Michael Totten’s latest bloggage from Iraq is as informative as ever, but the thing that fascinated me most was a brief but interesting discursion into the use of the English word ‘Supermarket’ on a sign in a small town in Iraq.
What struck me about the sign on that store, and on many other stores in Iraq, was the English word “supermarket.” The only people in Saqlawiya who find English helpful are the Marines. And me.
I’ve seen this far beyond Iraq. Even in small towns in Libya – one of the most closed societies in the world – I found store signs in English. The amount of English in a genuinely cosmopolitan city like Beirut is even more striking, though no longer surprising. Beirut, at least, has a huge tourist industry. Imagine how differently you would think about Arabic civilization if small towns in Kansas and Nebraska – not to mention large cities like New York and Chicago – had storefront signs in the Arabic language even though no Arabs live there. Perhaps the word “imperialism” wouldn’t seem so much like a stretch. Of course no one forces Iraqis or Libyans to put English words on their signs, so it’s telling that they do so anyway, and that they did not choose Chinese or Russian.
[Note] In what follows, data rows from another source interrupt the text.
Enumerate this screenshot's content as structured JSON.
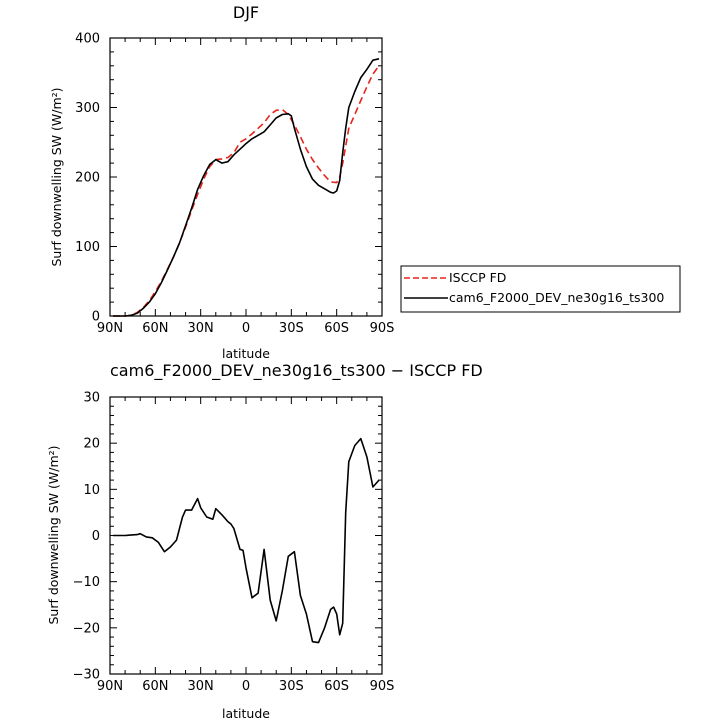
{
  "chart_data": [
    {
      "type": "line",
      "title": "DJF",
      "xlabel": "latitude",
      "ylabel": "Surf downwelling SW (W/m²)",
      "xlim": [
        -90,
        90
      ],
      "ylim": [
        0,
        400
      ],
      "x_ticks": [
        "90N",
        "60N",
        "30N",
        "0",
        "30S",
        "60S",
        "90S"
      ],
      "y_ticks": [
        "0",
        "100",
        "200",
        "300",
        "400"
      ],
      "legend": {
        "placement": "right"
      },
      "series": [
        {
          "name": "ISCCP FD",
          "color": "#e8231c",
          "dash": "dashed",
          "x": [
            -88,
            -84,
            -80,
            -76,
            -72,
            -68,
            -64,
            -60,
            -56,
            -52,
            -48,
            -44,
            -40,
            -36,
            -32,
            -28,
            -24,
            -20,
            -16,
            -12,
            -8,
            -4,
            0,
            4,
            8,
            12,
            16,
            20,
            24,
            28,
            32,
            36,
            40,
            44,
            48,
            52,
            56,
            60,
            62,
            64,
            68,
            72,
            76,
            80,
            84,
            88
          ],
          "y": [
            0,
            0,
            0,
            1,
            5,
            12,
            22,
            35,
            50,
            67,
            85,
            105,
            128,
            152,
            175,
            197,
            215,
            225,
            226,
            228,
            235,
            250,
            255,
            262,
            270,
            278,
            290,
            296,
            297,
            290,
            275,
            258,
            240,
            225,
            213,
            202,
            193,
            192,
            200,
            220,
            270,
            290,
            310,
            330,
            348,
            360
          ]
        },
        {
          "name": "cam6_F2000_DEV_ne30g16_ts300",
          "color": "#000000",
          "dash": "solid",
          "x": [
            -88,
            -84,
            -80,
            -76,
            -72,
            -68,
            -64,
            -60,
            -56,
            -52,
            -48,
            -44,
            -40,
            -36,
            -32,
            -28,
            -24,
            -20,
            -16,
            -12,
            -8,
            -4,
            -2,
            0,
            4,
            8,
            12,
            16,
            20,
            24,
            28,
            30,
            32,
            36,
            40,
            44,
            48,
            52,
            56,
            58,
            60,
            62,
            64,
            66,
            68,
            72,
            76,
            80,
            84,
            88
          ],
          "y": [
            0,
            0,
            0,
            1,
            4,
            11,
            20,
            32,
            48,
            66,
            85,
            105,
            130,
            155,
            182,
            202,
            218,
            225,
            220,
            222,
            232,
            240,
            244,
            248,
            255,
            260,
            265,
            275,
            285,
            290,
            291,
            288,
            270,
            240,
            215,
            197,
            188,
            183,
            178,
            177,
            180,
            195,
            235,
            270,
            300,
            323,
            343,
            355,
            368,
            370
          ]
        }
      ]
    },
    {
      "type": "line",
      "title": "cam6_F2000_DEV_ne30g16_ts300 − ISCCP FD",
      "xlabel": "latitude",
      "ylabel": "Surf downwelling SW (W/m²)",
      "xlim": [
        -90,
        90
      ],
      "ylim": [
        -30,
        30
      ],
      "x_ticks": [
        "90N",
        "60N",
        "30N",
        "0",
        "30S",
        "60S",
        "90S"
      ],
      "y_ticks": [
        "−30",
        "−20",
        "−10",
        "0",
        "10",
        "20",
        "30"
      ],
      "series": [
        {
          "color": "#000000",
          "dash": "solid",
          "x": [
            -88,
            -80,
            -72,
            -70,
            -66,
            -62,
            -58,
            -54,
            -50,
            -46,
            -42,
            -40,
            -36,
            -32,
            -30,
            -26,
            -22,
            -20,
            -16,
            -12,
            -10,
            -8,
            -4,
            -2,
            0,
            4,
            8,
            12,
            16,
            20,
            24,
            28,
            32,
            36,
            40,
            44,
            48,
            52,
            56,
            58,
            60,
            62,
            64,
            66,
            68,
            72,
            76,
            80,
            84,
            88
          ],
          "y": [
            0,
            0,
            0.2,
            0.4,
            -0.3,
            -0.5,
            -1.5,
            -3.5,
            -2.5,
            -1,
            4,
            5.5,
            5.5,
            8,
            6,
            4,
            3.5,
            5.8,
            4.5,
            3,
            2.5,
            1.5,
            -3,
            -3.2,
            -7,
            -13.5,
            -12.5,
            -3,
            -14,
            -18.5,
            -12,
            -4.5,
            -3.5,
            -13,
            -17,
            -23,
            -23.2,
            -20,
            -16,
            -15.5,
            -17,
            -21.5,
            -19,
            5,
            16,
            19.5,
            21,
            17,
            10.5,
            12
          ]
        }
      ]
    }
  ]
}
I disagree with Michael’s use of the word ‘imperialism’ and I think he answers that point himself in the very next sentence. An even more demotic variation on the inexplicable prevalence of English puzzled me many years ago BB (Before Blogging). I spent some time in a few fairly rough parts of Croatia and one can hardly miss the prevalence of racist and sexist graffiti on the communist-era concrete tower blocks. The odd thing is that mixed in with the usually ‘Jebi Se’ varient epithets in Croatian, you will find floridly racist threats or extravagant anatomical references in more or less grammatically correct English. And this in an area that was not exactly a magnet for English speaking tourists, particularly in the middle of the then on-going war.
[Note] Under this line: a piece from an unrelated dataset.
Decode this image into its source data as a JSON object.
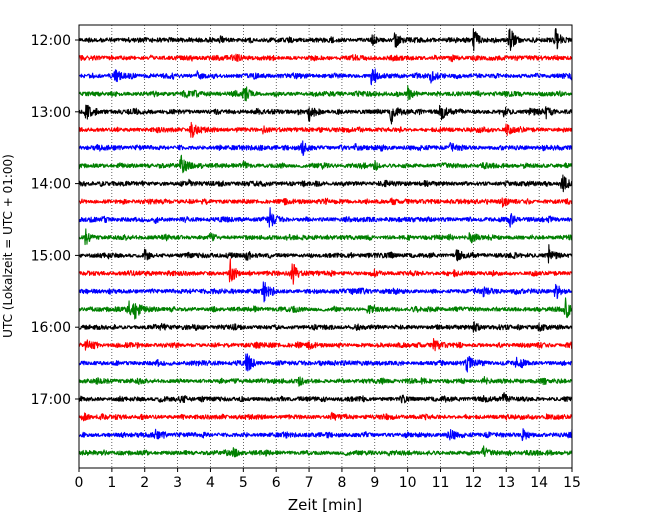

The huge number of people who speak English in Croatia can be easily explained by the ubiquity of satellite dishes, which is why I often referred to the local Croatian English dialect as MTV English. But that does not answer the question of why in a linguistically and ethnically homogeneous area (such as unlovely New Zagreb in Croatia or Saqlawiya in Iraq), people use written English when there is no commercial or political pressures to do so.